The gem is part of the Kyōmei Nāda project. It is path-pinned within the workspace; integration is currently per-invitation rather than via a public registry.

If your project lives in the same workspace and you want to add it:

  1. Add the gem (path or git source) to your Gemfile.
  2. Create config/initializers/kyomei_nada.rb with one or more Kn.expect(...) calls.
  3. Wrap each declared expectation's actual work — Kn.run("name") { … } for in-Rails jobs; bundle exec kn run name -- … in LaunchAgents and cron lines.
  4. Run bin/rails runner 'KyomeiNada::BootSyncJob.perform_now' to push the declarations to the backend.
  5. Confirm the expectation registered: GET /api/projects/telemetry/health.

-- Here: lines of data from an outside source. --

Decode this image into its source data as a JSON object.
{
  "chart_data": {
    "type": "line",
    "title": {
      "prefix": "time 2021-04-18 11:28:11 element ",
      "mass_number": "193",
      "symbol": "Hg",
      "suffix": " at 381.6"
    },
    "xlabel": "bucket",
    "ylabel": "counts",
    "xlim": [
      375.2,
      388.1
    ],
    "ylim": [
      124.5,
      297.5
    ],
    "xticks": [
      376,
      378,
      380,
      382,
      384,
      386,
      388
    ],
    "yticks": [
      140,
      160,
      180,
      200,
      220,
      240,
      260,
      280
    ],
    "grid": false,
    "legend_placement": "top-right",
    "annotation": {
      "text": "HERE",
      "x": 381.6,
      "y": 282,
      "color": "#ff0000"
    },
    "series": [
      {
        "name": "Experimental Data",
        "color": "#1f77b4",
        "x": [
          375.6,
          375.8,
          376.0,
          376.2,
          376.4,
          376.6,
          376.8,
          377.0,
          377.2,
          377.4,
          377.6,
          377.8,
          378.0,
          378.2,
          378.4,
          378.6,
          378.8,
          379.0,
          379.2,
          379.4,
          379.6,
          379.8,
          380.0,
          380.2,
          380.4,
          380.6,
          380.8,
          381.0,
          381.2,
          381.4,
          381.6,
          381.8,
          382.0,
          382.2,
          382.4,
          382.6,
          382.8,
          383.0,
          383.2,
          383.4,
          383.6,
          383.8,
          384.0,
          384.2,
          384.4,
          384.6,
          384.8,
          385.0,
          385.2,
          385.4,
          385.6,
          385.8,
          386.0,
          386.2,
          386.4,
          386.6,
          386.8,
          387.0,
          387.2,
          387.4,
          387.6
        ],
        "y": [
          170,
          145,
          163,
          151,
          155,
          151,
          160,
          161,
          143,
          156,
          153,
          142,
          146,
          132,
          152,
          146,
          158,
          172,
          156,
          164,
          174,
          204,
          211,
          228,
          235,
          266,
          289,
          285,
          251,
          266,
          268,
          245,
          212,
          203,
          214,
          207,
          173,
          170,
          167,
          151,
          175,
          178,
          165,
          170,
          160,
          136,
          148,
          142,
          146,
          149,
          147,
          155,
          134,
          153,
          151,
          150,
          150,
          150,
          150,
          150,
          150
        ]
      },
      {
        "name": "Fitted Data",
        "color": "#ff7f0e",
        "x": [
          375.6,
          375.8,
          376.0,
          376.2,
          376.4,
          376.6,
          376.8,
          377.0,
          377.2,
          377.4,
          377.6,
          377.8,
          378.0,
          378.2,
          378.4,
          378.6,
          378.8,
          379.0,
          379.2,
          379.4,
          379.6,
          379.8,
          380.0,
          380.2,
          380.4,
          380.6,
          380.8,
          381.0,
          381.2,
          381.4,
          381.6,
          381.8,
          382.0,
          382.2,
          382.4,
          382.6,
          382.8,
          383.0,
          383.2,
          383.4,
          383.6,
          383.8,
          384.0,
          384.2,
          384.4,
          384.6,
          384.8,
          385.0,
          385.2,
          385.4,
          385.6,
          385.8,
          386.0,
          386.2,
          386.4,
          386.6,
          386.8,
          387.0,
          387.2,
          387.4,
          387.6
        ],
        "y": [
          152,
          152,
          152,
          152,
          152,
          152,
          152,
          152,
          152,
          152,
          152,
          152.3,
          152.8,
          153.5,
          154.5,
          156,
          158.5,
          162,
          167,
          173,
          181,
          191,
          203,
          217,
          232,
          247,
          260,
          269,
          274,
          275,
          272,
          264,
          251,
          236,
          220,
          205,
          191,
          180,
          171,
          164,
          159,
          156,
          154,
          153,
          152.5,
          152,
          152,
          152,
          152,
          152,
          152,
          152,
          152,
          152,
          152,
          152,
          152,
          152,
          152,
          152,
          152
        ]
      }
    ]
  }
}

The first nightly tick after step 4 will be observable. Subsequent failures — silent or otherwise — will not be silent.

A note on what's not here

The library does not page anyone. It does not write to Slack. It does not send email. It deliberately stops at the database boundary: expectation_runs is the source of truth; the choice of how to surface that truth is left to the consumer. In the partner project, the consumer is a session-start digest that runs the interrupt-worthy standard — silent if everything is normal, loud if a tick is missing or a deadline is approaching. Other consumers (dashboards, push notifications, on-call alerts) are equally valid, and equally separable.

Keeping the structural detection separate from the human-attention surface is the point. The detection cannot lie about a missing tick. The surface can change without changing the contract.